The script supports the following arguments:
usage: script_modelX.py [-h]
[--train base_dir original_dir destination_dir]
[--match trained_data_path image_to_match_path]
In train mode, the script processes images and saves the image with extracted features to the destination directory. After the first training, the trained data is stored locally and accessed with each subsequent iteration.
.venv/bin/python script_modelX.py --train "dataset/" "images_l_940_train/" "images_l_940_train_marked/"
In match mode, the script uses images from the selected directory to match the passed image.
.venv/bin/python script_model2.py --match "dataset/images_l_940_train_marked/" "dataset/images/007_l_940_05.jpg"
Has the same base as the script mentioned above, but it also plots graphs to see the extraction process. PDF version is there for better readability.

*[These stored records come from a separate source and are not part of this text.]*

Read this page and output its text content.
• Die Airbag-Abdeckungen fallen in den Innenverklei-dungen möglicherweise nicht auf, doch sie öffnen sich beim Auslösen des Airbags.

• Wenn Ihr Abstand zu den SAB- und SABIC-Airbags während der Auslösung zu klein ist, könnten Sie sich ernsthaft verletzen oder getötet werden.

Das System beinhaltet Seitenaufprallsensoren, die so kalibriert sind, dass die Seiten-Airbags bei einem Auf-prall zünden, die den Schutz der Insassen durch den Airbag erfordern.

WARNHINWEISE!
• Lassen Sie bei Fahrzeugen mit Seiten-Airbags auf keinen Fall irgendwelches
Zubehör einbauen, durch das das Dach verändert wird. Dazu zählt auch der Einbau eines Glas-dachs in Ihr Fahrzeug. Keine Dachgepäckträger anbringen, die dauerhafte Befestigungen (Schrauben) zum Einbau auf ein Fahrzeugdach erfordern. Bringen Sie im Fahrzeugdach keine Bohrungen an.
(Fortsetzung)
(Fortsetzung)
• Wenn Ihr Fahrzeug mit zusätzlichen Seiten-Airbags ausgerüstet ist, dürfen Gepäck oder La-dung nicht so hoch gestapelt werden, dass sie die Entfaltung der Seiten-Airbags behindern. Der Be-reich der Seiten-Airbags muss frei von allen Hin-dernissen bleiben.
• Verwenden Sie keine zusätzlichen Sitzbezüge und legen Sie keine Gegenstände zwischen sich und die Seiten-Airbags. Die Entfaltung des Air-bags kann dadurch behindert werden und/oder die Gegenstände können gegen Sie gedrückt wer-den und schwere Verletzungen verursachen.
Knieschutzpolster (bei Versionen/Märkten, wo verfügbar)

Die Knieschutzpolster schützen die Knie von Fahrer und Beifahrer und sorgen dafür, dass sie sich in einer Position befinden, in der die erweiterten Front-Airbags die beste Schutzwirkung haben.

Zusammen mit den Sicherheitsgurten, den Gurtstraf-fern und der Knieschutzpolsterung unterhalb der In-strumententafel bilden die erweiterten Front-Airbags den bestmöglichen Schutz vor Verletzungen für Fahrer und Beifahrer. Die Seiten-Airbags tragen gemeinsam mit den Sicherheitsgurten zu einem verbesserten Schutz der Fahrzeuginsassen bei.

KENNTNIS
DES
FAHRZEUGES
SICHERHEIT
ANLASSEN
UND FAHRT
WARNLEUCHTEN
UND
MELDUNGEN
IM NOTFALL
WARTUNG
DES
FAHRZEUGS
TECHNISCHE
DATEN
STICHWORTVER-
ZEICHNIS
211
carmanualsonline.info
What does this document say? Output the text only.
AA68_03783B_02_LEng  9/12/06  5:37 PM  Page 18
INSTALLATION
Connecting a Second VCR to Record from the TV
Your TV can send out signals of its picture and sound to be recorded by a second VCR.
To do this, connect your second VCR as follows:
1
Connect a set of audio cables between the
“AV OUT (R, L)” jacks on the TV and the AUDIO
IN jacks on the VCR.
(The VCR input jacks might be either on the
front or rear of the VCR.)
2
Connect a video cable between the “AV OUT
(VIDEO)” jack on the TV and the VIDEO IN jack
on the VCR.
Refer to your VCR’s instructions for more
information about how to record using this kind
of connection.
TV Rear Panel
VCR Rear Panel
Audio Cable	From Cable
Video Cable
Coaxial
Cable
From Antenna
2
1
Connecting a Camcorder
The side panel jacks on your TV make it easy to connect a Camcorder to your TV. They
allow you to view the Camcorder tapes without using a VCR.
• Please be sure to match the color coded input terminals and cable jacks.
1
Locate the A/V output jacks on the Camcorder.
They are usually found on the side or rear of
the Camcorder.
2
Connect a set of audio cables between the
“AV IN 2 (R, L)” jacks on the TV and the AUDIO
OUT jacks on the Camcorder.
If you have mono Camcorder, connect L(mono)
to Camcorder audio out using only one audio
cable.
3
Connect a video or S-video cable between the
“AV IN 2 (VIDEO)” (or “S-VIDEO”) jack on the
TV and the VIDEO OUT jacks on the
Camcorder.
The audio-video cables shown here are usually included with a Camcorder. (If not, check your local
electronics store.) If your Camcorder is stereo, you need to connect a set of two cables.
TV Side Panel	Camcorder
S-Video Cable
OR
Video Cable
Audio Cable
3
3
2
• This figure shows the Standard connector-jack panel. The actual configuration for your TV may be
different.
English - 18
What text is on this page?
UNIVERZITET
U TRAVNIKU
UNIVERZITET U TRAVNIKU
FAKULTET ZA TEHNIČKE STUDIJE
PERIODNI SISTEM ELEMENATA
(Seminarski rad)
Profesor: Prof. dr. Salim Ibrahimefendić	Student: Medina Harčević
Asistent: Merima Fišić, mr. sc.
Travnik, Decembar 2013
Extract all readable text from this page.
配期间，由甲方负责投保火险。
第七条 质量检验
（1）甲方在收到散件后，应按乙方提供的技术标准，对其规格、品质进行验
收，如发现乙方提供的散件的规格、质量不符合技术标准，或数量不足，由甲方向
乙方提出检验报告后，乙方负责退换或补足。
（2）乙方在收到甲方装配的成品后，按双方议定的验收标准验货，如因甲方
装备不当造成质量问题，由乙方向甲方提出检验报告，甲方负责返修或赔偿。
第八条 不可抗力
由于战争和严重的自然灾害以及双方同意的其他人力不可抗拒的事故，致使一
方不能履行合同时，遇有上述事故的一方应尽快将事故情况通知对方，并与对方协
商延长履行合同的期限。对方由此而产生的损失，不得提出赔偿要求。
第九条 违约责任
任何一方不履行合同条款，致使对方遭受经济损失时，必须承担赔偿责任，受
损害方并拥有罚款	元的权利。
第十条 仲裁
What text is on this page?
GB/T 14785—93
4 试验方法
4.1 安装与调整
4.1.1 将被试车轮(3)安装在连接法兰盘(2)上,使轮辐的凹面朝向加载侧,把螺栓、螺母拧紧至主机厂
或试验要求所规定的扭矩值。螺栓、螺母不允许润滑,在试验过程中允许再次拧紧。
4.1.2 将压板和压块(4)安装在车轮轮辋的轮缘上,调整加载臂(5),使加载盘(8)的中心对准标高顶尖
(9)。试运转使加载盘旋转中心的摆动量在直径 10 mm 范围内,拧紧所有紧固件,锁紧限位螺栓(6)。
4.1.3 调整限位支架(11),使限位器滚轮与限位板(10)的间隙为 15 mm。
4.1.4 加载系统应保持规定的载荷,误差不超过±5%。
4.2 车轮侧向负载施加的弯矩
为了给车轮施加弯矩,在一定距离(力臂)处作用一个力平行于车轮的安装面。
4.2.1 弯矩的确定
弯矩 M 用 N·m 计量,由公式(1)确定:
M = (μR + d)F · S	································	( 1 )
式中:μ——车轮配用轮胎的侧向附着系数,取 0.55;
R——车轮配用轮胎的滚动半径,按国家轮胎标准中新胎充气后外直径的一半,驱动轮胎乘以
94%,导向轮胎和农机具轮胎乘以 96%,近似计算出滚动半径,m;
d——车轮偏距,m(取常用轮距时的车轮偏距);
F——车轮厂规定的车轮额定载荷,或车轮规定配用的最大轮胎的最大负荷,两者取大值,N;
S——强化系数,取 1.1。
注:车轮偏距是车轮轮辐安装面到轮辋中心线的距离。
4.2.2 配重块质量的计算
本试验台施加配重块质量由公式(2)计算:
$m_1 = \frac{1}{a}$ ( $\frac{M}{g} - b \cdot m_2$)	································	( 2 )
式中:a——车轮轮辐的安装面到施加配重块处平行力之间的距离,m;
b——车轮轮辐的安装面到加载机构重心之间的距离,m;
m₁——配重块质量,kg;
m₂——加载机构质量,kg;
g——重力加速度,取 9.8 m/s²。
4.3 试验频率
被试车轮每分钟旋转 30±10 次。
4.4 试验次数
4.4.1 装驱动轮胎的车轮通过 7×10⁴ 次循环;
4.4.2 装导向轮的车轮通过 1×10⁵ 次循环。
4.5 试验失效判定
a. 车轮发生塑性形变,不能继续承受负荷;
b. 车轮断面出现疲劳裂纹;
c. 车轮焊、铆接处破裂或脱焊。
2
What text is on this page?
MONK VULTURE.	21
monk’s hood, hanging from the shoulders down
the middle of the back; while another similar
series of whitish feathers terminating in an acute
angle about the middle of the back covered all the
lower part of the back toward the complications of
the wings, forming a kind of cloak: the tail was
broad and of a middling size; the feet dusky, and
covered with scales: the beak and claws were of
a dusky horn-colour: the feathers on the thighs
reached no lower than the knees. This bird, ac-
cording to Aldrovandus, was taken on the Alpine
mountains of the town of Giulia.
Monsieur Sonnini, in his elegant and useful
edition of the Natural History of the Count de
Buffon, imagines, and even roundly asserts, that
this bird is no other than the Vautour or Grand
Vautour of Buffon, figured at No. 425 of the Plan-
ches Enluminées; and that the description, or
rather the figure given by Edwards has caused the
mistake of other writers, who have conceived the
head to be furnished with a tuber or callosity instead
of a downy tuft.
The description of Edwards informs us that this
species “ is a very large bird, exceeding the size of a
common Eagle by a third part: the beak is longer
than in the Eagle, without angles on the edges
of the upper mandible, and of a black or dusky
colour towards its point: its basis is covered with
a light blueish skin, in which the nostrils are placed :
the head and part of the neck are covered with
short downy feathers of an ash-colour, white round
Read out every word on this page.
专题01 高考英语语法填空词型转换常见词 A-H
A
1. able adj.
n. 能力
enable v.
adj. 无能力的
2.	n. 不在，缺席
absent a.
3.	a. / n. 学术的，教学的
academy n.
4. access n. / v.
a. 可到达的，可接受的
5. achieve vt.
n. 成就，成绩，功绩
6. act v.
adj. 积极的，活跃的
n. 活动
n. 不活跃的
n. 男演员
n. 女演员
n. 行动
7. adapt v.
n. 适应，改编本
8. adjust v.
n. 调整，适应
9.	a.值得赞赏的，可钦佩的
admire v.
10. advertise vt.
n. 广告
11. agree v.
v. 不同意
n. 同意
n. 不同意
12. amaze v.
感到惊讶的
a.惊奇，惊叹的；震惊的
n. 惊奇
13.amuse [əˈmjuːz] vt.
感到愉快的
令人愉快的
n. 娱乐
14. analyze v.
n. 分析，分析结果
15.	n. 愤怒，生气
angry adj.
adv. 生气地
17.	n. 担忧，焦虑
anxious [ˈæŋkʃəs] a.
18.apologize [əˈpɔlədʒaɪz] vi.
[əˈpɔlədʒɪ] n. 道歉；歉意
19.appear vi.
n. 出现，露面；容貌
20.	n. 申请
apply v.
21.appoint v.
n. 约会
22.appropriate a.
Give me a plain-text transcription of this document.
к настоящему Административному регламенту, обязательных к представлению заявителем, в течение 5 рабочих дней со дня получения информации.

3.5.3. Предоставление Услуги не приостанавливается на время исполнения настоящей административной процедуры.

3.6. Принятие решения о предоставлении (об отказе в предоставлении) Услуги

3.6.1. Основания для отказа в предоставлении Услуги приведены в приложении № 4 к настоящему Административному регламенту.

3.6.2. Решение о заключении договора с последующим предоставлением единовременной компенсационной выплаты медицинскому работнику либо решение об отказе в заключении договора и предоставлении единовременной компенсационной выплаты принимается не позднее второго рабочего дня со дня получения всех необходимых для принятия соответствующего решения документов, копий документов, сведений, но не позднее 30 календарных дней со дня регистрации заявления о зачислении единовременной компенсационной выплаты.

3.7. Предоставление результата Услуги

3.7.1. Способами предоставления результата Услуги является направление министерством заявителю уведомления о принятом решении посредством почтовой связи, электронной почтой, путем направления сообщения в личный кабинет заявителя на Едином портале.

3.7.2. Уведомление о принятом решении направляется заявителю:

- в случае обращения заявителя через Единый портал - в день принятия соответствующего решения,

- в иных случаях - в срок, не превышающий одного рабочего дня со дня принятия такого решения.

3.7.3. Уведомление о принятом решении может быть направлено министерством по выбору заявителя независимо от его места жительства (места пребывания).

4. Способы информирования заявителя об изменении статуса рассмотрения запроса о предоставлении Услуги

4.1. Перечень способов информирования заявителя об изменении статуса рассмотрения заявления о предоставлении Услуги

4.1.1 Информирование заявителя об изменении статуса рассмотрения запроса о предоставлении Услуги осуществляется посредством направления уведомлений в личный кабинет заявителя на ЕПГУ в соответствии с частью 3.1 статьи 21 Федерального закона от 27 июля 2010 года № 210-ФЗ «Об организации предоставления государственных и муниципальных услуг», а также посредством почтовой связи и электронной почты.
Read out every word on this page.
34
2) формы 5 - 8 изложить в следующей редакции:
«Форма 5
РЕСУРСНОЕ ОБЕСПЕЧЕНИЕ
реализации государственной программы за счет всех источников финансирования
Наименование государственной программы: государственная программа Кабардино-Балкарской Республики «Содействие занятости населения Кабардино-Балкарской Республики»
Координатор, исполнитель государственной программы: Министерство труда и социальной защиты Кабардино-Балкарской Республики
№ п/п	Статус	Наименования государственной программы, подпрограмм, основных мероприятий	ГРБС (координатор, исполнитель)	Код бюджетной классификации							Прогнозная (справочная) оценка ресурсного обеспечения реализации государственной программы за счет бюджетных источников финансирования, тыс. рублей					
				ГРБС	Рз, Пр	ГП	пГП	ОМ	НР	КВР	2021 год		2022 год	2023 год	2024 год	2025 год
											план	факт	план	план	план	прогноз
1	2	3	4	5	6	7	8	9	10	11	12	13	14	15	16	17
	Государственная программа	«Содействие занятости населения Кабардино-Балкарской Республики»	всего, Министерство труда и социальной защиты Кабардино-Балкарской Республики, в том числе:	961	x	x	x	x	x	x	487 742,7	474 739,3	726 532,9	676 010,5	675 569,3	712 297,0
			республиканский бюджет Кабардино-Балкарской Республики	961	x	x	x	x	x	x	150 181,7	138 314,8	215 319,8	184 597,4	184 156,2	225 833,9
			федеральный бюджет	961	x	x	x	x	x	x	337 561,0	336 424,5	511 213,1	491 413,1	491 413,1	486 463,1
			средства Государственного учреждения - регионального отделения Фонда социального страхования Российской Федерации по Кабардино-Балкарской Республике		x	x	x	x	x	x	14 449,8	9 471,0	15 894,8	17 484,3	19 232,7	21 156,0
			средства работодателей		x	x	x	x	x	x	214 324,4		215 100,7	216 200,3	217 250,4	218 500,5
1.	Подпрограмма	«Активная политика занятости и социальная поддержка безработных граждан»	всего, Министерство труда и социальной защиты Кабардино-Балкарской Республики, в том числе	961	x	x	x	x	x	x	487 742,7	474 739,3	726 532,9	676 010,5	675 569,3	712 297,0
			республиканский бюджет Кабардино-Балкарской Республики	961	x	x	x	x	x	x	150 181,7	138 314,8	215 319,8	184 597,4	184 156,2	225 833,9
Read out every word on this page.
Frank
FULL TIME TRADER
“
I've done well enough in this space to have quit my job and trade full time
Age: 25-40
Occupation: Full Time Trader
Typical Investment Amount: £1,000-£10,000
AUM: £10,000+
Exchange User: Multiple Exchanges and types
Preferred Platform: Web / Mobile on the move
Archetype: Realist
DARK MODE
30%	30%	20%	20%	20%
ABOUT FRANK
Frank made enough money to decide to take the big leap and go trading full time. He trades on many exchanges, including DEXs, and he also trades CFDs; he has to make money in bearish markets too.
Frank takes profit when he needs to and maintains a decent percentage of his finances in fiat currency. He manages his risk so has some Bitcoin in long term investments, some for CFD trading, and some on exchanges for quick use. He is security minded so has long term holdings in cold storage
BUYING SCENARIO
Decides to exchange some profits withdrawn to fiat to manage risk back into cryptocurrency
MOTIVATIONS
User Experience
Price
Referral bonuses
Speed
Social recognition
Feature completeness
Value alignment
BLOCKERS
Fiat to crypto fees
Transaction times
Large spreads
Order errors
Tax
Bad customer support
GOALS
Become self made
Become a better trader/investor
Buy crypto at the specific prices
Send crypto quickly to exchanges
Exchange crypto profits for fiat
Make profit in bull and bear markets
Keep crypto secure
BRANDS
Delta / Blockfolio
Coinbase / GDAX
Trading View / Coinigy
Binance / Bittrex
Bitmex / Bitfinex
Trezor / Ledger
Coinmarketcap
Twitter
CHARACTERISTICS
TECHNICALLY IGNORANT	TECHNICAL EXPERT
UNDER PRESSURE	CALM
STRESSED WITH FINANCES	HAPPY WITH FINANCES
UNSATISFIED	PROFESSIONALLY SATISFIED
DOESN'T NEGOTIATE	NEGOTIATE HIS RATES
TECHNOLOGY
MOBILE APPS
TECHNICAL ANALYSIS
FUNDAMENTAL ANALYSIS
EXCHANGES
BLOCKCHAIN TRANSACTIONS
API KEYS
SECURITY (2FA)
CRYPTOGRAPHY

Script to run automatic accuracy verification on the data collected in second run. If all above runs without a problem, all paths dont need any change.
./evaluator_model1.sh
<snip>
MODEL 1
Total Matches: 194
Total Non-Matches: 106
Percentage of Matches: 64%
./evaluator_model2.sh
<snip>
MODEL 2
Total Matches: 166
Total Non-Matches: 134
Percentage of Matches: 55%
Some of the data is not extracted correctly as there are a lot of variables which take a toll on the quality of images.
- Hand is free-floating in space. There is no stopper to set height above the camera.
- The angle to the camera is not fixed.
- The amount of light shining beside the hand.
- 940nm light may not only capture veins but also palm lines and other distortions.